One problem with the Maudsley conclusions is
that they were reached on the evidence of a single trial with
a small number of cases. As Dr Guy Edwards noted in the BMJ in
1992 a single trials rarely if ever justifies an unequivocal claim
of superiority there being potential imperfections eg selection
bias and chance factors. It is also a fact that certain therapies
have in the past been dropped on inadequate evidence and the verdict
has entered the collective consciousness of mainstream psychiatry.

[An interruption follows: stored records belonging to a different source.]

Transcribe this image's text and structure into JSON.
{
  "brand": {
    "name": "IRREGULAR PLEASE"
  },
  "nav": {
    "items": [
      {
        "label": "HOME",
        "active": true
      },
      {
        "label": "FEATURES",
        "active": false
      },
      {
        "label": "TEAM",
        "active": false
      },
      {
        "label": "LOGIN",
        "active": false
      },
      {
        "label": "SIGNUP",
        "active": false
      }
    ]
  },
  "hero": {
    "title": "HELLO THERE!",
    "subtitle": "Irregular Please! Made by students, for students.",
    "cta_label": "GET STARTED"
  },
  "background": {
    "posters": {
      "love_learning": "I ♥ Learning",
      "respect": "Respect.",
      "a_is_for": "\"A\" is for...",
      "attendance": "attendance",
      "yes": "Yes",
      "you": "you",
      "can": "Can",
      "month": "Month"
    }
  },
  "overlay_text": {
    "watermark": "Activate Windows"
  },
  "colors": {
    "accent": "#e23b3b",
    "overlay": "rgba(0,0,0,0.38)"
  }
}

Dr N Stratton, an Australian psychiatrist, highlighted this in
1990.
COMMENT ON
NTORS
The reported reduction in criminality among
those investigated is very encouraging as is the reduction in
the volume of addictive substances consumed. However:
(a) was anyone cured or converted into an
abstainer?
(b) there is no percentage figure for relapse
over, say, two years;
(c) also missing is a record of the number
of clients who returned to work and became taxpayers;
(d) there seems to be an uncritical acceptance
of methadone programmes; and
(e) the research is very thorough but there
is no clear statement of Prevalence of addictive behaviour in
the communities studied or nationwide. Nor is there any reference
to incidence. Without these it is impossible to set goals which
can lead to favourable epidemiological effective change.
CONCLUSION
The goal of addiction management should be epidemiological
change. A significant reduction of Prevalence of addictive behaviour
should occur. Such a goal is poorly if at all defined in available
Government and Government-associated publications. Thought should
also be given to a reduction in incidence.

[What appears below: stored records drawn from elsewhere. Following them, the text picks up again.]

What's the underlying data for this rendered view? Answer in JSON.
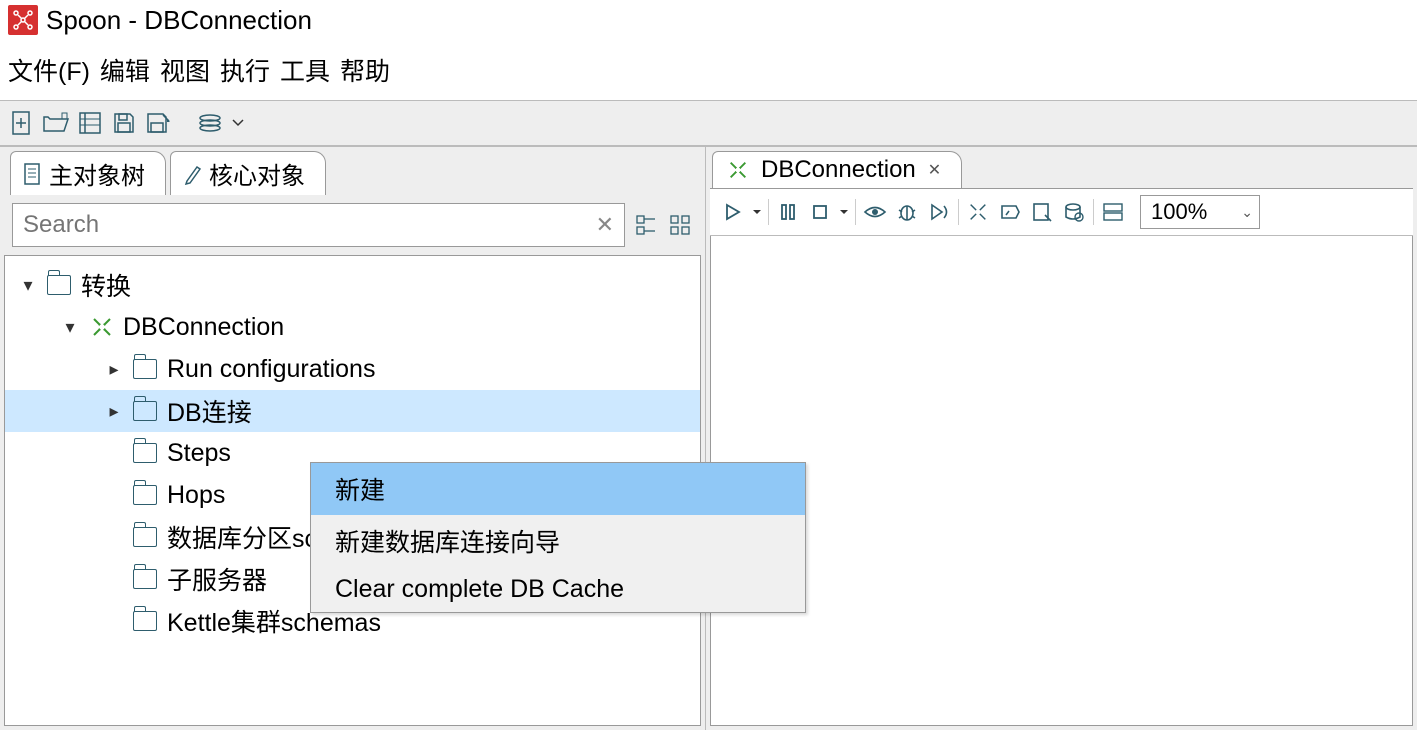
{
  "window": {
    "title": "Spoon - DBConnection"
  },
  "menu": {
    "file": "文件(F)",
    "edit": "编辑",
    "view": "视图",
    "run": "执行",
    "tools": "工具",
    "help": "帮助"
  },
  "leftPanel": {
    "tabs": {
      "main": "主对象树",
      "core": "核心对象"
    },
    "search": {
      "placeholder": "Search"
    },
    "tree": {
      "root": "转换",
      "transformation": "DBConnection",
      "items": {
        "runConfig": "Run configurations",
        "dbConn": "DB连接",
        "steps": "Steps",
        "hops": "Hops",
        "partition": "数据库分区schemas",
        "slave": "子服务器",
        "cluster": "Kettle集群schemas"
      }
    }
  },
  "contextMenu": {
    "new": "新建",
    "wizard": "新建数据库连接向导",
    "clear": "Clear complete DB Cache"
  },
  "rightPanel": {
    "tab": "DBConnection",
    "zoom": "100%"
  }
}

The curative programme which we designed and
practised within the NHS in East Somerset between 1980-82 achieved
a significant reduction in addiction problems. We did not do so
well with alcoholism because we had not then discovered that three
times weekly follow-up for two years was necessary. Our relapse
rate (all addictions) was 10 per cent over two years.
I have seen marked cases of lowered incidence
in my various overseas appointments.
I should be happy to offer my services in both
the curative and epidemiological fields.